Législatives : « Ma femme m’a servi le café et m’a sommé de ne pas aller voter ! »

TSA - Hadjer Guenanfa

Sur le boulevard Mohamed Belouizdad (ex-Belcourt), les magasins sont presque tous ouverts mais les clients se font rares ce jeudi 4 mai en fin de matinée. Les écoles et autres établissements qui font office de bureaux de vote ressemblent à des bâtisses abandonnées. Seule la présence de quelques policiers et d’agents de la Protection civile rappelle que des élections ont lieu ce jour de semaine, décrété chômé et férié.

©TSA – Hadjer Guenanfa

À 11 heures, le bureau de vote Makhlouf Zenati a comptabilisé 117 votants sur 1340 inscrits. C’est très peu. Le scrutin est cependant sur toutes les lèvres même s’il ne semble susciter un grand engouement. Près de Laâqiba, Samir et ses deux amis en parlent justement. Ils n’ont pas voté. « Pourquoi je vais voter ? Ou est-ce que je vais voter pour une candidate qui dit qu’il faut augmenter le salaire des députés parce que tout le monde lui bipe et elle doit les rappeler ? », se demande Samir, la trentaine bien entamée.

©TSA – Hadjer Guenanfa

Habitués des réseaux sociaux, Samir et ses amis suivent de près la vie politique du pays et ses nombreuses histoires anecdotiques. Mais ils restent totalement insensibles aux discours sur la stabilité du pays ressassés par les responsables du pouvoir et certains partis. « Voter pour la stabilité de qui ? Pour leur stabilité ? La stabilité du pouvoir ? Je suis chômeur et je n’attends rien de l’État », tranche Amine. Samir poursuit, sans aucune ironie : « Ah si seulement j’avais un passeport français, j’aurais voté pour Macron. Vous avez vu le niveau du débat ? ».

©TSA – Hadjer Guenanfa

« Ma femme m’a sommé de ne pas aller voter »
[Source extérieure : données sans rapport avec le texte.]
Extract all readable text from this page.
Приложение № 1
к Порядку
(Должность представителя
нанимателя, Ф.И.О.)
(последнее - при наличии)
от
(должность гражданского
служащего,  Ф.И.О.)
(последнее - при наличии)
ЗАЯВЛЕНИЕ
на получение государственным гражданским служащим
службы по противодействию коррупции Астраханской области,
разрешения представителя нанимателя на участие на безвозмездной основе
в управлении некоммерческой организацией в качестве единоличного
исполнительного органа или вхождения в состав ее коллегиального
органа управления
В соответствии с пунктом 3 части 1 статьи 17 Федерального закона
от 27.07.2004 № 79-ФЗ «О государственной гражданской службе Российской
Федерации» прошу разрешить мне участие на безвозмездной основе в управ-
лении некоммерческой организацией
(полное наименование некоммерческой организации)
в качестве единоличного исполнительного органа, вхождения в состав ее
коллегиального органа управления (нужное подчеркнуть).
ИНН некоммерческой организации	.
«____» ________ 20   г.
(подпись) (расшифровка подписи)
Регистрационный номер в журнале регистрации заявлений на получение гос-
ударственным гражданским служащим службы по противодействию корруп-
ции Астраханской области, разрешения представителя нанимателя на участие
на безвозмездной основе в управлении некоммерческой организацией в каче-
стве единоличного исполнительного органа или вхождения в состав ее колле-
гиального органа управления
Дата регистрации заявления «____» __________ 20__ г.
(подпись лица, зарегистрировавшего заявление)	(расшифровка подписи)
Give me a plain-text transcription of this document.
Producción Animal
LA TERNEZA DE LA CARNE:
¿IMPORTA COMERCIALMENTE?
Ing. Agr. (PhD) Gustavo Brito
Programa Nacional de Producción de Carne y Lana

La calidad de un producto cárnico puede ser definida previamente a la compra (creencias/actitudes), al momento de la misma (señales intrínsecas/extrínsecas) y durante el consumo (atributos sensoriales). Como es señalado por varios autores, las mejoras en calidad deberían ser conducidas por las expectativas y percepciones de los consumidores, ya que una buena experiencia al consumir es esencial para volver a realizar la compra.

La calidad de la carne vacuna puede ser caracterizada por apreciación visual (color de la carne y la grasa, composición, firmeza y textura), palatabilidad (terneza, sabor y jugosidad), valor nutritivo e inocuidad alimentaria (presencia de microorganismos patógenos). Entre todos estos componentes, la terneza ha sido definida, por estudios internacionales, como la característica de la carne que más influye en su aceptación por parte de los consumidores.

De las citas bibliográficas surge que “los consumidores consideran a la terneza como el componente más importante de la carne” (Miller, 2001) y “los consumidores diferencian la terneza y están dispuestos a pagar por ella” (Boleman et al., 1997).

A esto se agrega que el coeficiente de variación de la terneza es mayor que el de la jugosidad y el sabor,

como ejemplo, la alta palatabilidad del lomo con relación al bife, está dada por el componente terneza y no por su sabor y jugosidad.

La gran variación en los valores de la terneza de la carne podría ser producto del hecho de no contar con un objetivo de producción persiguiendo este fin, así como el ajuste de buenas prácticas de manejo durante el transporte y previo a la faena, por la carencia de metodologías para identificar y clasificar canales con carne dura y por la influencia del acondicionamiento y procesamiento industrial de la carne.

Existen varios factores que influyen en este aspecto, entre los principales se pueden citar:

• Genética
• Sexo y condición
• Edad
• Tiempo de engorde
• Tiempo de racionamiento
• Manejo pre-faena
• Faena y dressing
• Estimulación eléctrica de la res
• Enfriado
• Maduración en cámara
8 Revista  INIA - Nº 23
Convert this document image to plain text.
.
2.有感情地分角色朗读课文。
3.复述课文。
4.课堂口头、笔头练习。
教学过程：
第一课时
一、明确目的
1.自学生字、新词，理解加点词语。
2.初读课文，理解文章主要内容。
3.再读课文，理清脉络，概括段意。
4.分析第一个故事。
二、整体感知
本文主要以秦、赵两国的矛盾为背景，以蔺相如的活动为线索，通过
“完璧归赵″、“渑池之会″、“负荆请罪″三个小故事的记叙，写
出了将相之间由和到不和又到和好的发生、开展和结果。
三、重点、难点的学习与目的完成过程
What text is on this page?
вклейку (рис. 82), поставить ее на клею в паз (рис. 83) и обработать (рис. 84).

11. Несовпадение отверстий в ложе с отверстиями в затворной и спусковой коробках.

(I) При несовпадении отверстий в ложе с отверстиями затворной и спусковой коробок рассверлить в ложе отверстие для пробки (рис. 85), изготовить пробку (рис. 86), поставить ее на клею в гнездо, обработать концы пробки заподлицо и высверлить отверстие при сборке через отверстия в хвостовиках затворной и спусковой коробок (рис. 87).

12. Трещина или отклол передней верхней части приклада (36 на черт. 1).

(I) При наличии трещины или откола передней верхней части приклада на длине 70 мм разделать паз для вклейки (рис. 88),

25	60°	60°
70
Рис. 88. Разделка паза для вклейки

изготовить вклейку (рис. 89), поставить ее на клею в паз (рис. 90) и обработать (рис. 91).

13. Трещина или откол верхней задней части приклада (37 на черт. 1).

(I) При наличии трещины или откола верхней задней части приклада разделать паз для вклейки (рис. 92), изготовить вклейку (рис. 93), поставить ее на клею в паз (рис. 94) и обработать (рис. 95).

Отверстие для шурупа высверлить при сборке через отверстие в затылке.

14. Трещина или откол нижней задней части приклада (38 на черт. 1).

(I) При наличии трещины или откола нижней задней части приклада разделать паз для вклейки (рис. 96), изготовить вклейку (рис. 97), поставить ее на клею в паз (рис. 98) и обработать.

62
Il est midi et le quartier semble avoir du mal à sortir de sa torpeur. Brahim commence à peine à installer sa table sur laquelle il propose des articles à l’effigie du club de foot du quartier, le CRB. « Laissez-moi tranquille ! J’ai une chose à dire : je ne vote pas. Autre chose : je ne fais pas confiance aux journalistes ! », lâche-t-il. Un vieux fonctionnaire observe la scène et renchérit : « Une fois élus, quand ils passent par le quartier, ils ne s’arrêtent même pas pour vous voir ».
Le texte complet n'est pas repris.